Rice.no

Food is an unavoidable companion in every stage of our lifetime. Regardless for people are in poverty or sustainability, food is a fundamental need of everyone. Food habits determine life quality. It can evoke good and bad emotions, memories, and experiences in our life journey from the womb to the tombstone. The colours of food can tell a spectrum of life stories of people, including the history of migration. They can be an invitation to create new relationships and bonds. Food culture is fundamental to retaining national, cultural, regional, religious, and ethnic identity. On the other hand, they can invite and bridge cultures, and create fusions while expressing their native.

Rice.no was an Oslo-based food blog initiated by two friends, who later became three, who were all Tamil-Norwegians. The food blog presented the multiculturalism of Norway through food culture. Recipes such as Indian lamb curry, Chinese pepper beef, Doner kebab, Chicken breast with feta and spinach and Pork-fillet with mustard and orange sauce were few to mention.

On 28th June 2021, DiasporA Tamil Archives contacted Rushanth Vathanagopalan (RV), who was one of the initiators, to tell the story of their art of food.

DTA: What inspired you to start the blog?

RV: We were a couple of friends, who later became three, who enjoyed cooking during our studies. After graduating we wanted to collect our recipes on a food blog. So, we could preserve them somewhere digital and share them with others.

DTA: How did you manage to collaborate between you all in work with the blog?

RV: We agreed to publish content in a routine and shared the work task. Thereby we tried to keep the blog up and running.

DTA: How did you identify the recipes that you included in the blog?

RV: We didn´t have a strict way of identifying recipes. Mostly it was up to each member to write down anything interesting that they cooked. However, special occasions (like Easter, Christmas or World Cup in Brazil to name a few) or fresh inspiration from travel abroad led us to find recipes for particular dishes, that we re-create in our style.

DTA: What was the favourite food of Rice.no?

RV: That is a tough one. But looking at the stats of Rice.no, I know Indian-inspired lamb curry and Chinese pepper beef were quite popular among the readers. For ourselves, I think everything was quite good. However, one time we met up to cook together a three-course meal, including a main dish with pork fillet (with bacon) with mustard and orange sauce. I think that was a great experience personally for us.

DTA: Tell about the emotion, memory, or experience that you have with the favourite food of Rice.no?

RV: One thing was the food itself, where we tried out something new. But even better was the possibility to stand in the kitchen together, talk, taste and discuss and enjoy the whole process from start to end with like-minded people.

DTA: How long have you been managing the blog?

RV: We managed the blog actively for about 2 years since 2010. But in the later years, we have not done anything with the blog.
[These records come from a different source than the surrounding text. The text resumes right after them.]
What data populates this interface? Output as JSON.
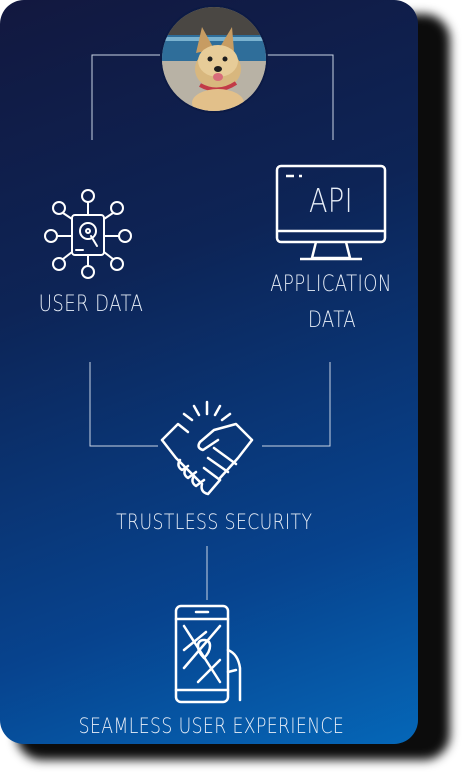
{
  "nodes": {
    "user_data": "USER DATA",
    "application_data_line1": "APPLICATION",
    "application_data_line2": "DATA",
    "api": "API",
    "trustless_security": "TRUSTLESS SECURITY",
    "seamless_ux": "SEAMLESS USER EXPERIENCE"
  },
  "icons": [
    "dog-avatar",
    "hard-drive-network-icon",
    "api-monitor-icon",
    "handshake-icon",
    "smartphone-map-icon"
  ],
  "colors": {
    "gradient_top": "#12183f",
    "gradient_bottom": "#0567b8",
    "line": "#c9d4e4",
    "text": "#e6edf7"
  }
}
DTA: What was the aim of the blog?

RV: The aim was to collect recipes and share them digitally. As well as to bring in Tamil food elements as we had a Tamil background. Showcase how you could bring new flavours and fuse them with other ordinary recipes. At the time, there were only a handful of blogs, and none of them really had any Asian elements represented, which we thought also might be fun to bring out to the Norwegian foodies.

DTA: What are your future plans with Rice.no?
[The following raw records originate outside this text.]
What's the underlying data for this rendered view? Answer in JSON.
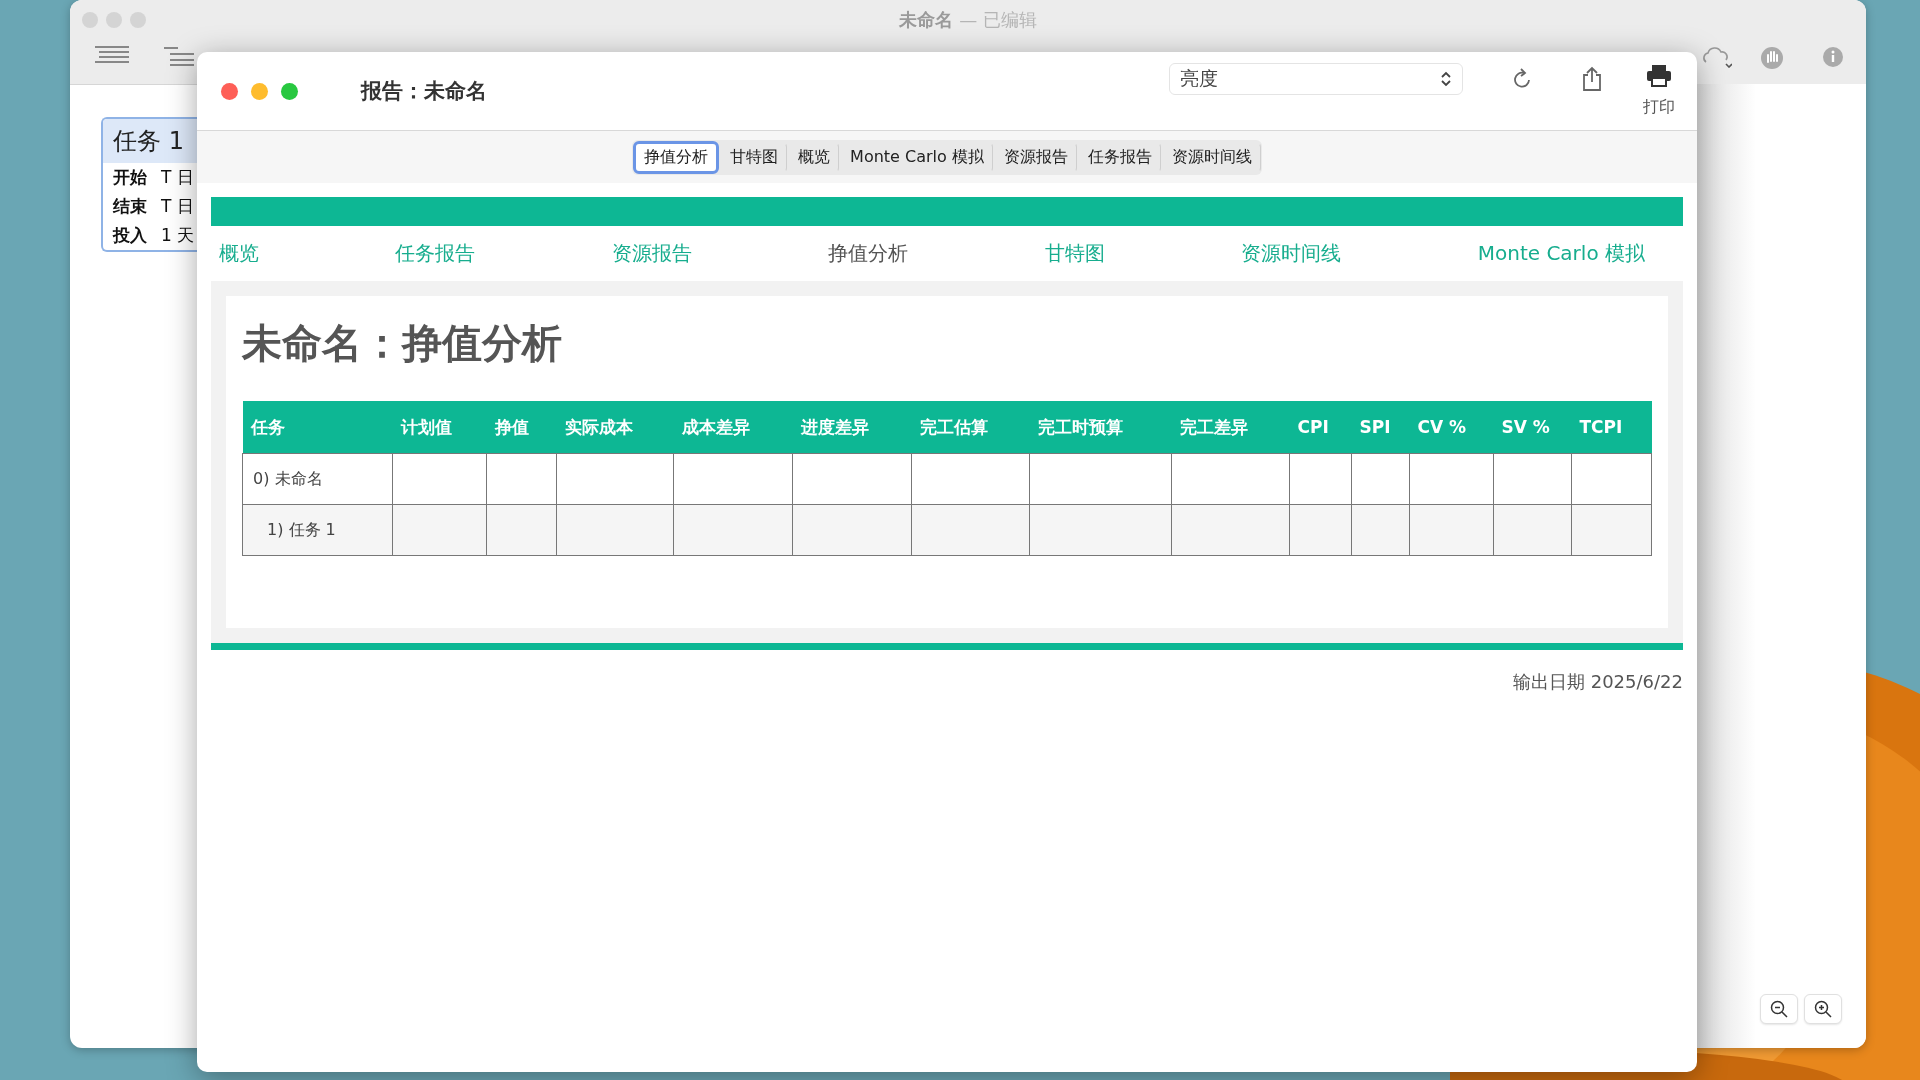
{
  "back_window": {
    "title": "未命名",
    "title_suffix": "— 已编辑",
    "task_card": {
      "title": "任务 1",
      "rows": [
        {
          "label": "开始",
          "value": "T 日"
        },
        {
          "label": "结束",
          "value": "T 日"
        },
        {
          "label": "投入",
          "value": "1 天"
        }
      ]
    }
  },
  "report_window": {
    "title": "报告：未命名",
    "style_select": {
      "value": "亮度"
    },
    "print_label": "打印",
    "report_tabs": [
      {
        "label": "挣值分析",
        "selected": true
      },
      {
        "label": "甘特图",
        "selected": false
      },
      {
        "label": "概览",
        "selected": false
      },
      {
        "label": "Monte Carlo 模拟",
        "selected": false
      },
      {
        "label": "资源报告",
        "selected": false
      },
      {
        "label": "任务报告",
        "selected": false
      },
      {
        "label": "资源时间线",
        "selected": false
      }
    ],
    "nav_links": [
      {
        "label": "概览",
        "selected": false
      },
      {
        "label": "任务报告",
        "selected": false
      },
      {
        "label": "资源报告",
        "selected": false
      },
      {
        "label": "挣值分析",
        "selected": true
      },
      {
        "label": "甘特图",
        "selected": false
      },
      {
        "label": "资源时间线",
        "selected": false
      },
      {
        "label": "Monte Carlo 模拟",
        "selected": false
      }
    ],
    "heading": "未命名：挣值分析",
    "table": {
      "columns": [
        "任务",
        "计划值",
        "挣值",
        "实际成本",
        "成本差异",
        "进度差异",
        "完工估算",
        "完工时预算",
        "完工差异",
        "CPI",
        "SPI",
        "CV %",
        "SV %",
        "TCPI"
      ],
      "rows": [
        {
          "name": "0) 未命名",
          "children": [
            {
              "name": "1) 任务 1"
            }
          ]
        }
      ]
    },
    "export_date": "输出日期 2025/6/22"
  }
}
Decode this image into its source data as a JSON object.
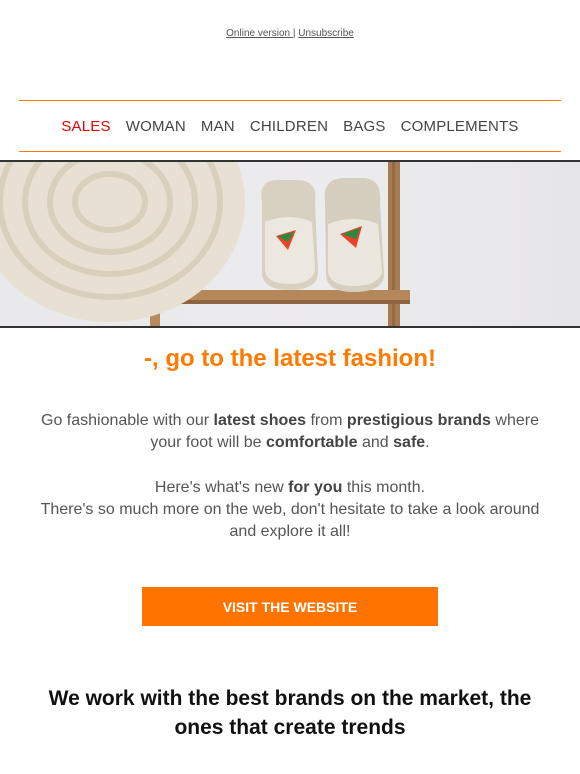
{
  "header": {
    "online_version": "Online version ",
    "separator": "|",
    "unsubscribe": "Unsubscribe"
  },
  "nav": {
    "items": [
      "SALES",
      "WOMAN",
      "MAN",
      "CHILDREN",
      "BAGS",
      "COMPLEMENTS"
    ],
    "active_color": "#e60000",
    "border_color": "#ff7a00"
  },
  "hero": {
    "image": "espadrilles-on-wooden-shelf-with-straw-hat",
    "accent": "#ff7300"
  },
  "headline": "-, go to the latest fashion!",
  "paragraph1": {
    "t1": "Go fashionable with our ",
    "b1": "latest shoes",
    "t2": " from ",
    "b2": "prestigious brands",
    "t3": " where your foot will be ",
    "b3": "comfortable",
    "t4": " and ",
    "b4": "safe",
    "t5": "."
  },
  "paragraph2": {
    "t1": "Here's what's new ",
    "b1": "for you",
    "t2": " this month.",
    "line2": "There's so much more on the web, don't hesitate to take a look around and explore it all!"
  },
  "cta": {
    "label": "VISIT THE WEBSITE",
    "color": "#ff7300"
  },
  "brands_heading": "We work with the best brands on the market, the ones that create trends"
}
RV: So far nothing. It is untouched. Maybe sometime in the future, the blog will be updated and come in a different form if time and interest return.

Based on Rushanth’s personal archives, it was revealed that he had planned to make an e-book of food recipes in 2015, where he was thinking to include the recipes mentioned below.

DTA is thankful to Rice.no for the opportunity to allow us to document and preserve one of many hidden and soon forgotten initiatives of Tamil-Norwegians. Preserving the story of the food blog, only enriches the Tamil-Norwegian migration history, as well as the history of the Tamil diaspora and their history of food culture.

The food blog is unfortunately inactive from January 2022. We encourage the website of Rice.no to be retrieved and archived for memory and future use as research material. Websites based in Norway or have content relevant to Norway can be archived and preserved at the National Library of Norway. DTA encourages as many Tamil-Norwegian websites as possible to be maintained, archived, and preserved. Hence, websites are one of the major contemporary historical documents of private/ volunteer organisations, which document cultural history, especially of the migrated societies.